Symphony No. 6 (Tragic)
Vienna Philharmonic cond. Pierre Boulez (DG)
The first and best entry of Boulez' 90s-00s Mahler cycle, this is a pounding and intense performance that captures the weight and grandeur of the composer's darkest symphony. And what a hammer blow.
Symphony No. 7 (Song of the Night)
New York Philharmonic cond.

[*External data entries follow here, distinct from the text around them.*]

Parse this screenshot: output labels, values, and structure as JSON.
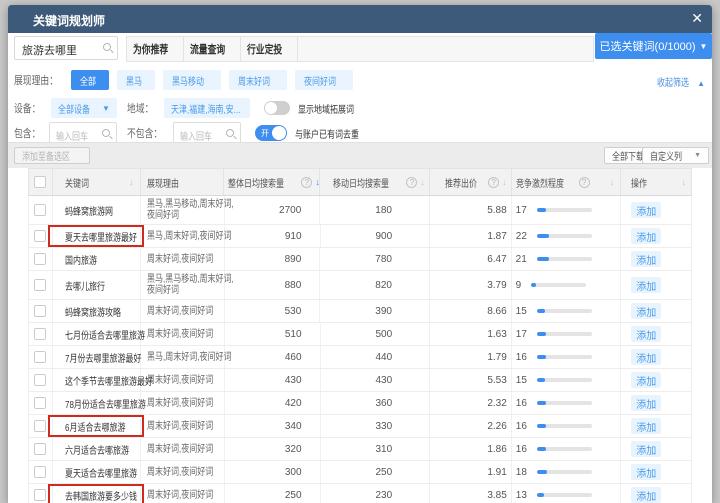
{
  "colors": {
    "accent": "#3e8ef0",
    "titlebar": "#3d5a7a",
    "highlight": "#cf2a1d",
    "chip_bg": "#e9f4fe"
  },
  "window": {
    "title": "关键词规划师"
  },
  "topbar": {
    "search_value": "旅游去哪里",
    "tabs": [
      "为你推荐",
      "流量查询",
      "行业定投"
    ],
    "selected_keywords_button": "已选关键词(0/1000)"
  },
  "filters": {
    "reason_label": "展现理由：",
    "reason_chips": [
      {
        "label": "全部",
        "active": true
      },
      {
        "label": "黑马",
        "active": false
      },
      {
        "label": "黑马移动",
        "active": false
      },
      {
        "label": "周末好词",
        "active": false
      },
      {
        "label": "夜间好词",
        "active": false
      }
    ],
    "collapse_link": "收起筛选",
    "device_label": "设备：",
    "device_value": "全部设备",
    "region_label": "地域：",
    "region_value": "天津,福建,海南,安...",
    "region_toggle_label": "显示地域拓展词",
    "include_label": "包含：",
    "include_placeholder": "输入回车",
    "exclude_label": "不包含：",
    "exclude_placeholder": "输入回车",
    "dedupe_state": "开",
    "dedupe_label": "与账户已有词去重"
  },
  "toolbar": {
    "add_to_candidates": "添加至备选区",
    "download_all": "全部下载",
    "custom_columns": "自定义列"
  },
  "table": {
    "headers": {
      "keyword": "关键词",
      "reason": "展现理由",
      "overall": "整体日均搜索量",
      "mobile": "移动日均搜索量",
      "bid": "推荐出价",
      "competition": "竞争激烈程度",
      "action": "操作"
    },
    "action_label": "添加",
    "rows": [
      {
        "keyword": "蚂蜂窝旅游网",
        "reason_lines": [
          "黑马,黑马移动,周末好词,",
          "夜间好词"
        ],
        "tall": true,
        "highlighted": false,
        "overall": "2700",
        "mobile": "180",
        "bid": "5.88",
        "competition": 17
      },
      {
        "keyword": "夏天去哪里旅游最好",
        "reason_lines": [
          "黑马,周末好词,夜间好词"
        ],
        "tall": false,
        "highlighted": true,
        "overall": "910",
        "mobile": "900",
        "bid": "1.87",
        "competition": 22
      },
      {
        "keyword": "国内旅游",
        "reason_lines": [
          "周末好词,夜间好词"
        ],
        "tall": false,
        "highlighted": false,
        "overall": "890",
        "mobile": "780",
        "bid": "6.47",
        "competition": 21
      },
      {
        "keyword": "去哪儿旅行",
        "reason_lines": [
          "黑马,黑马移动,周末好词,",
          "夜间好词"
        ],
        "tall": true,
        "highlighted": false,
        "overall": "880",
        "mobile": "820",
        "bid": "3.79",
        "competition": 9
      },
      {
        "keyword": "蚂蜂窝旅游攻略",
        "reason_lines": [
          "周末好词,夜间好词"
        ],
        "tall": false,
        "highlighted": false,
        "overall": "530",
        "mobile": "390",
        "bid": "8.66",
        "competition": 15
      },
      {
        "keyword": "七月份适合去哪里旅游",
        "reason_lines": [
          "周末好词,夜间好词"
        ],
        "tall": false,
        "highlighted": false,
        "overall": "510",
        "mobile": "500",
        "bid": "1.63",
        "competition": 17
      },
      {
        "keyword": "7月份去哪里旅游最好",
        "reason_lines": [
          "黑马,周末好词,夜间好词"
        ],
        "tall": false,
        "highlighted": false,
        "overall": "460",
        "mobile": "440",
        "bid": "1.79",
        "competition": 16
      },
      {
        "keyword": "这个季节去哪里旅游最好",
        "reason_lines": [
          "周末好词,夜间好词"
        ],
        "tall": false,
        "highlighted": false,
        "overall": "430",
        "mobile": "430",
        "bid": "5.53",
        "competition": 15
      },
      {
        "keyword": "78月份适合去哪里旅游",
        "reason_lines": [
          "周末好词,夜间好词"
        ],
        "tall": false,
        "highlighted": false,
        "overall": "420",
        "mobile": "360",
        "bid": "2.32",
        "competition": 16
      },
      {
        "keyword": "6月适合去哪旅游",
        "reason_lines": [
          "周末好词,夜间好词"
        ],
        "tall": false,
        "highlighted": true,
        "overall": "340",
        "mobile": "330",
        "bid": "2.26",
        "competition": 16
      },
      {
        "keyword": "六月适合去哪旅游",
        "reason_lines": [
          "周末好词,夜间好词"
        ],
        "tall": false,
        "highlighted": false,
        "overall": "320",
        "mobile": "310",
        "bid": "1.86",
        "competition": 16
      },
      {
        "keyword": "夏天适合去哪里旅游",
        "reason_lines": [
          "周末好词,夜间好词"
        ],
        "tall": false,
        "highlighted": false,
        "overall": "300",
        "mobile": "250",
        "bid": "1.91",
        "competition": 18
      },
      {
        "keyword": "去韩国旅游要多少钱",
        "reason_lines": [
          "周末好词,夜间好词"
        ],
        "tall": false,
        "highlighted": true,
        "overall": "250",
        "mobile": "230",
        "bid": "3.85",
        "competition": 13
      }
    ]
  }
}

Leonard Bernstein (Sony)
Part of the conductor's CBS cycle this recording opened the sonic sound-world of this symphony for many listeners. I first heard it back when I was in grad school. A clear sentimental favorite with a jaw-dropping finale led by the Philharmonic trumpets and horns.
Symphony No. 8 (Symphony of 1,000)
Berlin Philharmonic cond. Claudio Abbado (DG)

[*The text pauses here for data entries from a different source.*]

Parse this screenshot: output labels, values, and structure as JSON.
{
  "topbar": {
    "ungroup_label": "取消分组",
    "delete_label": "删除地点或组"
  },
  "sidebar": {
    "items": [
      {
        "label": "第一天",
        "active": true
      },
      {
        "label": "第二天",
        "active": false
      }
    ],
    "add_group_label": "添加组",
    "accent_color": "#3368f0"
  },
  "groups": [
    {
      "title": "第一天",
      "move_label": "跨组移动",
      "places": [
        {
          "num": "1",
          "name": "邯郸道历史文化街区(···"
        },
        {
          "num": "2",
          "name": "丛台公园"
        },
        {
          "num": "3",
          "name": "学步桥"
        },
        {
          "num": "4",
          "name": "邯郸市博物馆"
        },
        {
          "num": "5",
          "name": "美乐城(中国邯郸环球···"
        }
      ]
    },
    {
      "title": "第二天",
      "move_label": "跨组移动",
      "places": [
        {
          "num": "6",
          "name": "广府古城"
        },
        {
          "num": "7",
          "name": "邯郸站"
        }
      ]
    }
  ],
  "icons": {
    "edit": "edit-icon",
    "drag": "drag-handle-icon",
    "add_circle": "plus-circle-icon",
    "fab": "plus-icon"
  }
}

The Abbado recording solves this symphony's considerable structural problems (two mis-matched movements, and a finale that is a a giant setting of the last scene of Faust) by treating it as a dramatic cantata with an all-star cast of high-end opera singers. Cheryl Studer, Sylvia McNair, Andrea Rost and a young Bryn Terfel are all featured. The Berliners play wonderfully here and three German choruses combine to create the mighty shout of humanity that Mahler had in mind.
Symphony No. 9
Bavarian Radio Symphony Orchestra cond. Rafael Kubelik (DG)
It must be stressed that the Ninth is subject (more than most other symphonies) to the whim and concept of the conductor at the controls. Rafael Kubelik and his Bavarian forces manage to balance the twin emotions of tragedy and serenity in this, the crown jewel of their '70s cycle.
Das Lied von der Erde
Vienna Philharmonic cond. Leonard Bernstein (Decca)
Bernstein opts for two male soloists in this song cycle that is a symphony in all but name. Here, James King and Dietrich Fischer-Dieskau make an unbeatable pair with the Vienna players living up to their sterling reputation.
Symphony No. 10 (unfinished)
Bournemouth Symphony Orchestra cond. Sir Simon Rattle (EMI/WBC)
This classic recording of the Deryck Cooke completion of Mahler's final unfinished symphony put Sir Simon on the map as a Mahler conductor. He captures the drama and power of the first movement and then delves into Cooke's reconstructed final four movements. The strange new directions of this music makes one wonder what might have been had Mahler lived.